Jeter dates models and actresses, but he has the perfect temperament to handle New York’s tabloids and the pressure to win the World Series every year. So whenever Alex Rodriguez created another distraction…
“What about A-Rod?” Duncan said. “Jeter (always said): ‘We. We. We. The Yankees aren’t only about one player. It’s about we. It’s about everybody here.’
“He doesn’t only think about going out there and putting up some numbers. He just played for the love of the game. He just played for the love of the New York Yankees. His reputation is so high that nobody can say negative stuff about that guy.
“He never forgot where he came from. Every player that played with him had nothing bad to say about him. Baseball is going to miss him.”

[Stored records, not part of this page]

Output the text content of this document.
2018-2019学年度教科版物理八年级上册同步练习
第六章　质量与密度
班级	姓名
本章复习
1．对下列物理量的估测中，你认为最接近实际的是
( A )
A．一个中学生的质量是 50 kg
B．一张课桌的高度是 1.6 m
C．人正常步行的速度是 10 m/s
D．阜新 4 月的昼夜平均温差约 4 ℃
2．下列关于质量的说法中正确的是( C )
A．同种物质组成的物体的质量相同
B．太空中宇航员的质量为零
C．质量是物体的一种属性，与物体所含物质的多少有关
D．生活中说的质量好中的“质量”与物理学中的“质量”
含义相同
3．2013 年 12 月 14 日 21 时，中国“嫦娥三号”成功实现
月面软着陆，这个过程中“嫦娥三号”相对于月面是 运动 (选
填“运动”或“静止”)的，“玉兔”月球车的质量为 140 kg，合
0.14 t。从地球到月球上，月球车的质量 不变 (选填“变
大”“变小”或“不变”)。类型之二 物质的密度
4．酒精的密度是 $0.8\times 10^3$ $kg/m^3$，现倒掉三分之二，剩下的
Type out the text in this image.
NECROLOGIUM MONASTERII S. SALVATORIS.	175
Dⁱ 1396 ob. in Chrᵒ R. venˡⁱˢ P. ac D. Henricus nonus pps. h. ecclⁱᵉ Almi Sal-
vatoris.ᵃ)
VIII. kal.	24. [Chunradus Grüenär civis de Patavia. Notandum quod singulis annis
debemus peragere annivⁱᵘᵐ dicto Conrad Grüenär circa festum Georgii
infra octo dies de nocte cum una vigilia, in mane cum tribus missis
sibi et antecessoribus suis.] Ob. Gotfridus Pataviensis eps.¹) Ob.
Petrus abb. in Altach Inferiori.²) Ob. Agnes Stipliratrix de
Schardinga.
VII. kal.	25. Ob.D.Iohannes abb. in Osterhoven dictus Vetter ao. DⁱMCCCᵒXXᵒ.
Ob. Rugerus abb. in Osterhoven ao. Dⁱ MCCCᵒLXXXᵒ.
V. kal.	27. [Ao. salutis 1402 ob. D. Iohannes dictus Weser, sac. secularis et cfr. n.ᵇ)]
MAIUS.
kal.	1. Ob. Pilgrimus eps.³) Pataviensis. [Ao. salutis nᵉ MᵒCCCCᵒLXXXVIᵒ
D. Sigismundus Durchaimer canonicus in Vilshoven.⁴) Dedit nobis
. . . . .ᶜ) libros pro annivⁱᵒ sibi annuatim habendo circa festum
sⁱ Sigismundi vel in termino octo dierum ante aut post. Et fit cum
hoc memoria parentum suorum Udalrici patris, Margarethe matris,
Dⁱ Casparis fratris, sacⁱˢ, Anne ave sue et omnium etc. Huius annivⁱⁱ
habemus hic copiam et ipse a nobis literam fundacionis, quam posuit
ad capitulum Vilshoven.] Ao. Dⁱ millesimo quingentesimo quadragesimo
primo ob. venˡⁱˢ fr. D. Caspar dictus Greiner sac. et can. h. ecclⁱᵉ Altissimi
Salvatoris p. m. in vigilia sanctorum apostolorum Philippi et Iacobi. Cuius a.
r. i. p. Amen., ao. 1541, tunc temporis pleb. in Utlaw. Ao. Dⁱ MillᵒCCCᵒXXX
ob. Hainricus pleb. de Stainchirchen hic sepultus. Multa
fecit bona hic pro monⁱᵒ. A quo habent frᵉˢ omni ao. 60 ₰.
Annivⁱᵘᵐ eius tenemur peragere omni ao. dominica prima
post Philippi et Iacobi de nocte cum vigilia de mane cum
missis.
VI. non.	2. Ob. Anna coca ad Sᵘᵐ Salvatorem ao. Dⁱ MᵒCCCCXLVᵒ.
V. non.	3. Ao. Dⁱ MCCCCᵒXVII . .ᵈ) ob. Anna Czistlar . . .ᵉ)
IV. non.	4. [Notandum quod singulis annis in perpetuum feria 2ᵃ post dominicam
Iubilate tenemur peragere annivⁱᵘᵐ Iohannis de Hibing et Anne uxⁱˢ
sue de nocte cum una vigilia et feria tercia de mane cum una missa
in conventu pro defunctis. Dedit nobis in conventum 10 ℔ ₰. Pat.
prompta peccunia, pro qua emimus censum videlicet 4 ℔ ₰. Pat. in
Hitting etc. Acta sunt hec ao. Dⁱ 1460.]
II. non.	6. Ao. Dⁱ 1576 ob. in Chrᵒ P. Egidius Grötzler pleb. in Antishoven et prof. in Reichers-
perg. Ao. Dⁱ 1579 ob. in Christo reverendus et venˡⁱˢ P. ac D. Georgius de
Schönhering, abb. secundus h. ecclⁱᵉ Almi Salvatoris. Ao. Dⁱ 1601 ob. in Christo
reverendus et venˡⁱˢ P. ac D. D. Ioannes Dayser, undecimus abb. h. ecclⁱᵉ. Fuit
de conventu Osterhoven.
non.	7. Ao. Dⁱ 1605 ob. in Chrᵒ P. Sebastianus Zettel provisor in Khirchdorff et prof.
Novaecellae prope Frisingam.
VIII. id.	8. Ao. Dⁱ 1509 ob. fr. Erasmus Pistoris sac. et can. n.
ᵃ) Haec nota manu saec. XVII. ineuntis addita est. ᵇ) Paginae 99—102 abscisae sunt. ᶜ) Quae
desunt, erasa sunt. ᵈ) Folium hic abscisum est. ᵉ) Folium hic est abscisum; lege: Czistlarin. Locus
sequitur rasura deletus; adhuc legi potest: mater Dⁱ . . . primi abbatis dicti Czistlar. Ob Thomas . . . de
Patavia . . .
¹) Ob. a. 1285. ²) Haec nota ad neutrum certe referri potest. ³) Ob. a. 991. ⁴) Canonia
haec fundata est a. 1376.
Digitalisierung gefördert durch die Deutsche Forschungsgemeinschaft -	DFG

“The ultimate, consummate professional,” Cubs manager Rick Renteria said. “Solid preparation, a solid mindset. He’s stuck around for a long time. He’s a Hall of Famer. That hasn’t happened by accident. He’s been gifted with a great mind and a great sense of the game and a great work ethic. That’s what we see from the outside.”
Winning is part of the Jeter brand, and the Cubs are looking for minority investors, but, ah, forget it. The kid out of Kalamazoo Central wants to enjoy retirement before getting back into the action.
“I don’t want to make plans,” Jeter said. “I’d like to do what I want to do, and I’d like to do it on any particular day that I wake up, at least for a little while. But I want to stay involved in the game. I’ve said it before: I’d love to be part of a group that owns a team and would like to call the shots. But that’s something in the future.”